Figure 4. Hemozoin is taken up by B cells and activates AID expression.

A. Hemozoin (sHz) (red) and CpG (green) were incubated with two different B cell lines. Note presence of red granules inside both cell types. BL2 is an EBV negative BL line and IM171 a spontaneous EBV positive lymphoblastoid line. B. Hemozoin stimulates expression of AID mRNA to an equivalent level to that obtained with surface Ig cross-linking and CpG. The stimulation was independent of hemozoin being complexed with parasite DNA. The same protocol was followed as described in Figure 1. The cells were analyzed after a 5 day incubation period.

Figure 5. Higher levels of AID and c-myc mRNA in tonsil GC B cells from individuals infected with P. falciparum malaria compared to controls.

A. AID mRNA expression is significantly increased in GC B cells from the malaria tonsils. (** p = 0.005). B. c-myc RNA is significantly elevated in GC B cells from some malaria tonsils. (* p = 0.031).
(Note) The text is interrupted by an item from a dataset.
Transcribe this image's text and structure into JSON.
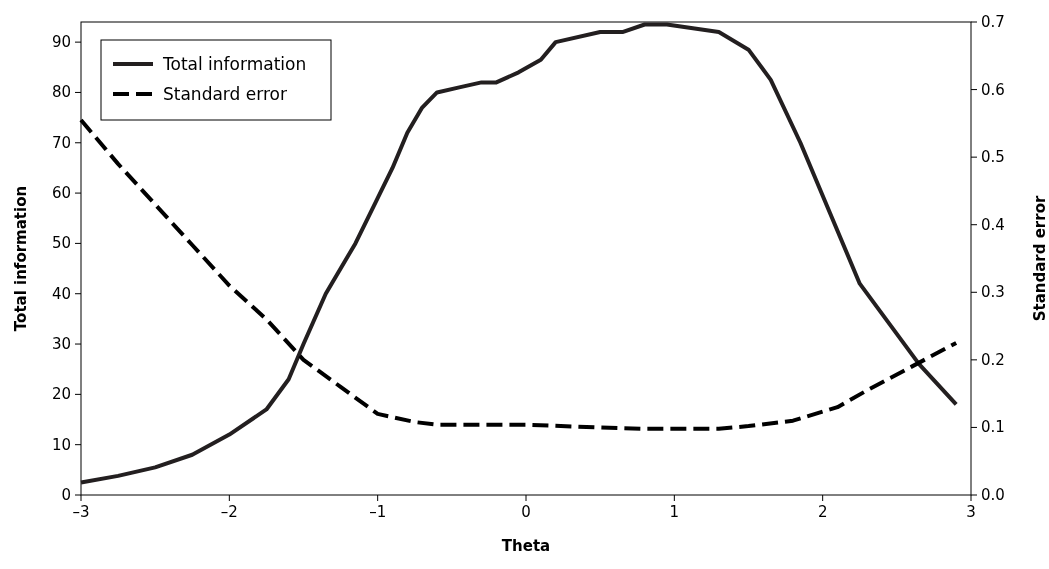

AID and c-myc mRNA levels were normalized to β-actin and the level in the GC population is expressed relative to that in a standard naïve B cell population (calibrator) isolated from a single Boston tonsil.
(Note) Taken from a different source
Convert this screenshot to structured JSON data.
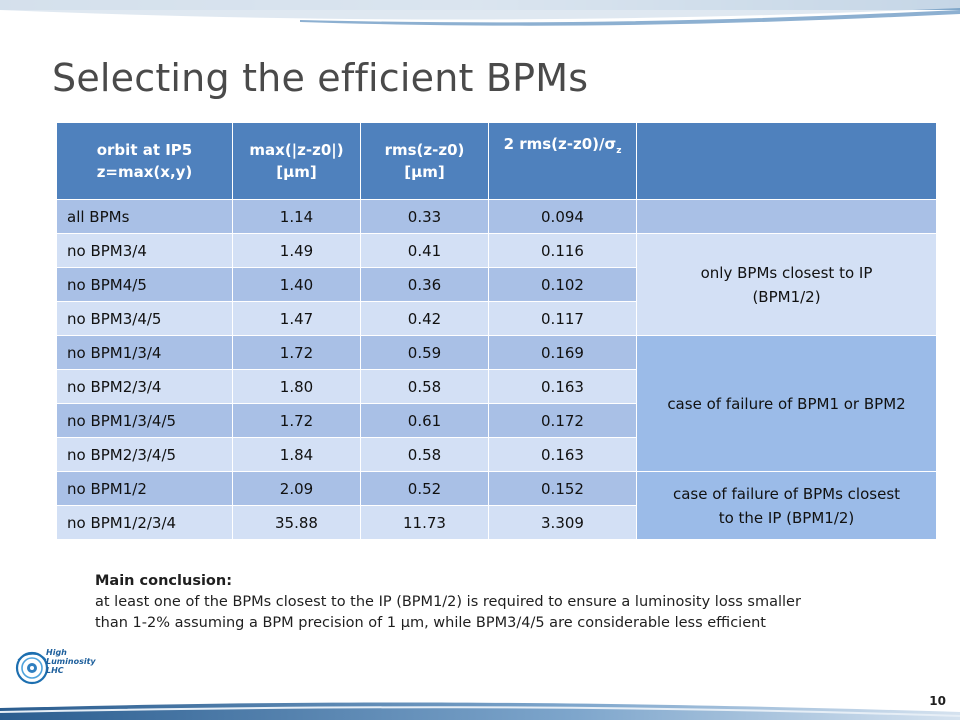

Figure 6. Higher levels of EBV infected cells in tonsil GCs from individuals infected with P. falciparum malaria compared to controls.

A. The percentage of B cells (CD19+) is unchanged. (ns p = 0.18). B. The percentage of GC B cells (CD10+) is significantly elevated in the malaria tonsils (*** p<0.001). C. The frequency of GC B cells latently infected with EBV is dramatically increased in the malaria tonsils (*** p = 0.001). For details see Table 1. D. The level of EBV infected GC B cells and AID expression do not directly correlate.

Figure 7. c-myc is expressed in GC B cells.

A. Flow cytometric analysis demonstrating c-myc expression in tonsil GC cells (CD10+). The arrow indicate the CD10+, c-myc positive GC population. B. Western blot analysis confirming c-myc expression in 3 independent tonsil GC B cell preparation (GC1-3). Raji and Rael are EBV positive BL cell lines. The molecular weight in KD is shown to the left. C. ImageStream analysis of c-myc positive tonsil GC B cells. Staining for a known nuclear protein bcl-6 is shown for comparison. N.B. For this study only Boston control tonsils were used.